The program encompassed music by Buxtehude, Telemann, Corrette, Bach, and Pergolesi, whose lifetimes stretched from c.1627 to 1795 – a bit beyond the Baroque, to pipe a variation on the ensemble’s name. As the matinee concert unfolded, the crowd – the chapel was virtually full – gradually met the artists. Violinist Andrew Bonner, gambist Robbie Link, and harpsichordist (and B&B AD) Beverly Biggs brought a sonata by Buxtehude to vibrant life – no getting re-acclimated to the “old” sound was needed here. We don’t hear much of his music, except perhaps in church – the loss is ours. Biggs and Link are widely-known and much admired artists in our milieu. Bonner will be – and is still remembered by many as yet another superior product of Dorothy Kitchen’s amazing Duke String School.

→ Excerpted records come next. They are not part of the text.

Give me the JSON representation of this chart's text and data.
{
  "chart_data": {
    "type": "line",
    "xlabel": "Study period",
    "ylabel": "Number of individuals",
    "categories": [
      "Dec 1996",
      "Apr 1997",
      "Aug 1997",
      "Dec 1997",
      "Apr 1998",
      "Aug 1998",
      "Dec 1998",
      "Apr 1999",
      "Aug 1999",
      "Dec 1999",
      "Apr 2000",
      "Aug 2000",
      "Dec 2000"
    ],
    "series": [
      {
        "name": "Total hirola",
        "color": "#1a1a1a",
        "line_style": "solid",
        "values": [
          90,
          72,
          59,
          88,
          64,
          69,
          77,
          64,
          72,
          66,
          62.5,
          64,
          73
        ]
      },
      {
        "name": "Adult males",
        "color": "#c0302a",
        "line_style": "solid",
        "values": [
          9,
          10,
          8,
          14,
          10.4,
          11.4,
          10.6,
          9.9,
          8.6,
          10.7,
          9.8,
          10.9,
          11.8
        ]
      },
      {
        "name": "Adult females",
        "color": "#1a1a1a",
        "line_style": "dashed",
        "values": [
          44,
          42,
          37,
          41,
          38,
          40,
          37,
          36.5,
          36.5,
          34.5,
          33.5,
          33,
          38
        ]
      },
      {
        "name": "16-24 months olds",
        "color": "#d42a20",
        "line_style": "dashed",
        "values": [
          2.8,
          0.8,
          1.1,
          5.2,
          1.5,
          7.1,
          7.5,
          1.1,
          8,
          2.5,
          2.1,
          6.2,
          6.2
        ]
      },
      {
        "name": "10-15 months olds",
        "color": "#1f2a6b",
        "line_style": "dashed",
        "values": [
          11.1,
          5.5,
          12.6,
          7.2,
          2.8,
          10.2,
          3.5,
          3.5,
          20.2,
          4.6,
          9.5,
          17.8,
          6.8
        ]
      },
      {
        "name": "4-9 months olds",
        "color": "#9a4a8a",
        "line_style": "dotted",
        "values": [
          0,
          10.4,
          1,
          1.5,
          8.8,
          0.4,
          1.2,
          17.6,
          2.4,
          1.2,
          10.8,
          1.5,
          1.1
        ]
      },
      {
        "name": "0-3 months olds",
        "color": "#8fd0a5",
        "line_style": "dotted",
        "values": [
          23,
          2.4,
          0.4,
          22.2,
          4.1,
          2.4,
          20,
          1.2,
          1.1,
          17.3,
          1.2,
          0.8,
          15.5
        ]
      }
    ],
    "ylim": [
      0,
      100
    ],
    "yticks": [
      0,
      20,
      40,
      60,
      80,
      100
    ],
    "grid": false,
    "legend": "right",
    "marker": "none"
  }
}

The music sang and impressed.

So, too, did a little five-movement suite by Telemann, played by Bonner and violinist Leah Peroutka. This was the Gulliver Suite that prompted the program’s name. All the little (and big) Gulliverians were represented – Lilliputians, Brobdingnagians, Laputans, Houyhnhnms, and – last hardly least – Yahoos. Who’d have thought that Telemann could be so inventive – or that two gut-stringed fiddles could be used to conjure up so many diverse programmatic sounds?

Corrette’s Delights of Solitude is a set of dark and richly-hued multi-movement pieces for cello and basso continuo. The second of these six works featured Barbara Blaker Krumdieck with Link and Biggs in music that is borderline early classical although its form (Allegro, 2 Arias, and Allegro) reflects the older roots of the composer.

After a brief pause, violist Joey O’Donnell joined Bonner and the cellist and harpsichordist for Bach’s Trio Sonata in C, S.529, a score penned for organ that lent itself admirably to performance as a chamber work. The violist was fabulous – as impressive, in his own way, as the violist of the Jerusalem Quartet, heard the night before – and the distinctive timbres of the four instruments allowed the music to emerge with a level of clarity probably impossible to discern in a straight organ rendition.

And then came the grand finale, with all six of these outstanding instrumental artists forming the backdrop for soprano Penelope Jensen in Pergolesi’s Orfeo cantata. Early music is full of the famous tale of Orfeo and his beloved Eurydice, treated in two of the earliest surviving operas – by Peri and Monteverdi – and of course it’s the subject of Gluck’s masterwork, which is just about the earliest opera still in most companies’ repertories. Everyone knows the story, surely. Jensen sang the tale – two recitatives, two arias – with amazing artistic sensitivity, weaving vocal strand above and sometimes through the instrumental fabric with distinction and concurrently relating the tale with drama akin to that in a high-strung TV show – but without all the noise. It made for a grand conclusion of this last-of-season program. We’ll await an announcement of next year’s goodies with keen anticipation.

Meanwhile, this B&B program enchanted a substantial crowd with music that pressed on the barrier between “standard rep” and older fare while providing many, many delights. Bravo for that!